Oshkosh’s classification as an urban area with a university and a white-collar dominated workforce gives it a democratic edge against the Republican stronghold in the more rural areas of the county.

In this year’s general election, President Donald Trump and Republicans performed well in rural small towns, especially among white men, Simmons said.

Biden and Democrats, on the other hand, carried the city of Oshkosh fairly easily.

Winnebago County voting patterns in the 2016 presidential election show the rural-urban divide between Oshkosh and the rest of the county (Courtesy of James Simmons)

Oshkosh residents leaned democratic in every red/blue race on their ballot, according to official election results.
But if you zoom out to the county, Republicans were able to win by substantial margins in many voting districts, often winning by over 40% of the total vote, according to official election results.

This deep rural red helped Republicans score wins in every state and local election on this year’s ballot and offsetting the high democratic vote in urban areas like Oshkosh and Neenah.

Due to the rural, urban divide between Oshkosh and Winnebago County, Republicans have been able to maintain a stronghold in every county-wide elections.

Rural parts of the county are so overwhelmingly Republican and make up a substantial amount of the county vote that Democrats usually won’t even run candidates in county elections because they know they won’t win, Simmons said.
The Winnebago County clerk, treasurer and district attorney all ran unopposed this election, and all were Republicans.

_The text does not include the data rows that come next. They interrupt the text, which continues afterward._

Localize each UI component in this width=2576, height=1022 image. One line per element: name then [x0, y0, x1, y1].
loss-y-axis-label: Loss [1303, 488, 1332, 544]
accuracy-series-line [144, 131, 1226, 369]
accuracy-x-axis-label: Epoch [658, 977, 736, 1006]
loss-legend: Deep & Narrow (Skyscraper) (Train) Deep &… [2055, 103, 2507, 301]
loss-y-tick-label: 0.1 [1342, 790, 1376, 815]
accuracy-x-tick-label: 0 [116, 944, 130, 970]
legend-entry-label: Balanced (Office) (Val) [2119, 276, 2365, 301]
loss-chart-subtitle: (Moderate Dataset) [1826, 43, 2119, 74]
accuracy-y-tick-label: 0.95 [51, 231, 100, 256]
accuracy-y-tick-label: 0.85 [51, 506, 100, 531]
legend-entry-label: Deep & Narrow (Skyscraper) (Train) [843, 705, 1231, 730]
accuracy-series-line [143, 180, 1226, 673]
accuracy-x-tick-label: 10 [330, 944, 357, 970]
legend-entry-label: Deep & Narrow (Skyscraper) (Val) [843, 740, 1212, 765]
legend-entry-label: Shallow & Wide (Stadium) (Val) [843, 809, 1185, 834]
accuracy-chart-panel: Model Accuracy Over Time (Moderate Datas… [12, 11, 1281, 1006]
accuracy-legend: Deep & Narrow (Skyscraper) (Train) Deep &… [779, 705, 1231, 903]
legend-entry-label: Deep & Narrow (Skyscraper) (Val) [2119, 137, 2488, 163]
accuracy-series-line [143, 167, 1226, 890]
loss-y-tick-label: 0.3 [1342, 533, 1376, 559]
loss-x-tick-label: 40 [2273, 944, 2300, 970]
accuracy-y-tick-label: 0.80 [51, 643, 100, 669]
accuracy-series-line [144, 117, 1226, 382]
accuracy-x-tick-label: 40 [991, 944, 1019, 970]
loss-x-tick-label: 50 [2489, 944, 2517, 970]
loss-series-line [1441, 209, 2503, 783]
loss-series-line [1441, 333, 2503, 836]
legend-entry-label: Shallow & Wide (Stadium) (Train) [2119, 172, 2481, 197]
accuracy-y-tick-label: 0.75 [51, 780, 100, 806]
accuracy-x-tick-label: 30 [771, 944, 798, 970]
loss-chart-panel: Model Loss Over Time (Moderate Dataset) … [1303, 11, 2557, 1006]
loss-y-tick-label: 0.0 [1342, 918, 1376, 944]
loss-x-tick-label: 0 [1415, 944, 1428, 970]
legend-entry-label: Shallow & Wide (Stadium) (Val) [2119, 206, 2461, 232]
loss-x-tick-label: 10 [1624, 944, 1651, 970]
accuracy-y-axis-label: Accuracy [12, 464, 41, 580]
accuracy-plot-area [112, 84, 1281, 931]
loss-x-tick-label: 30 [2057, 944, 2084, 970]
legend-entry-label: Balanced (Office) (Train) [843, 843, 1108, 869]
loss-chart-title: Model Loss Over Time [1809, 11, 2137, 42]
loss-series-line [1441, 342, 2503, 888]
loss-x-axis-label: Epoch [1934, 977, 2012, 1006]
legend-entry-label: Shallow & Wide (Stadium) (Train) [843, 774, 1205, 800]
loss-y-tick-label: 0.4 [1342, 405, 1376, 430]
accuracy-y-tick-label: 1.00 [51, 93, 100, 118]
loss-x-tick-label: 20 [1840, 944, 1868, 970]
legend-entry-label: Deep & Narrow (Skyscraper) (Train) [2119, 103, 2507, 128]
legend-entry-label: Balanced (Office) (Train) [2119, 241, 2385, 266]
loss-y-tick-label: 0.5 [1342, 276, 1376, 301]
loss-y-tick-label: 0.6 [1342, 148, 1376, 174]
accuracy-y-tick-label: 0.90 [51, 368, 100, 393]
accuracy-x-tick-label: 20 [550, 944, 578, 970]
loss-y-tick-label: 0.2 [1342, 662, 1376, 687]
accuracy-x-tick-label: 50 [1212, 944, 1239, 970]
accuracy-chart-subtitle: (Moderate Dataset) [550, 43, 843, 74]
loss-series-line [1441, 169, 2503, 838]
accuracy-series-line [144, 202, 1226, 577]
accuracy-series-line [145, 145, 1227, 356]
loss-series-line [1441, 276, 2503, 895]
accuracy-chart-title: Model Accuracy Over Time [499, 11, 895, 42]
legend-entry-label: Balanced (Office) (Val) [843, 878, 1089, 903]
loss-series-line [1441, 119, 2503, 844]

Rural areas are primarily composed of white people and blue-collar workers who tend to vote Republican, but in the city of Oshkosh, Democrats have the advantage due to ties to the university and the more white-collar professionals in the city.

Simmons said the city hasn’t always been this way though. Oshkosh used to be far more Republican but has slowly become deep blue over the past few decades.

Oshkosh has lost a lot of its manufacturing employers which tended to attract Republican voters and the industries that have stayed unionized whose members tend to vote democratic, according to Simmons.

Simmons said with the loss of manufacturing industries that once heavily employed large portions of Oshkosh residents, the city has lost much of its republican base.

“It has become a postindustrial city and become more white-collar, more professional,” he said.

Simmons said the increase of racial minorities in Oshkosh has also contributed to the shift in our voting patterns.

While Winnebago County remains predominantly white giving them a Republican edge, Oshkosh’s minority populations tend to be more favorable to Democratic candidates.

“[Oshkosh] is still overwhelmingly white but we’re becoming somewhat more diverse and that’s more favorable to the Democrats,” he said.

Simmons said UW Oshkosh plays a large role in the way Oshkosh residents vote as the third-largest employer in the city.

“The university is one of the major employers in the city,” he said. “So, the city is much less manufacturing and more professional.”

White-collar workers often lean blue in national and local elections as Democratic candidates are typically more supportive of higher education, Simmons said.

A number of the Democratic candidates in this election had direct ties to the university. U.S. congressional candidate Jessica King graduated from UWO and state senate candidate Aaron Wojciechowski is a recent political science and economics graduate of UWO.

College students also tend to vote more democratic, Simmons said. Some of the heaviest blue voting districts in the city were the ones surrounding the college campus.

Simmons said Biden won the presidential vote among students by a substantial margin of roughly 58% of the vote while Trump only got 39% of the student vote.

This is opposed to the total city vote where the margins were slightly smaller, allocating 52% of the vote to Biden and 44% to Trump, according to official election results.

Democratic candidate Hillary Clinton wasn’t able to score as large of a margin for the Democrats in 2016 among UWO students as Biden was able to do this year.

Clinton won roughly 47% of the student vote while Trump got 41%, according to Simmons.

“One of the most democratic sections of Oshkosh in presidential election years is in the student districts,” Simmons said.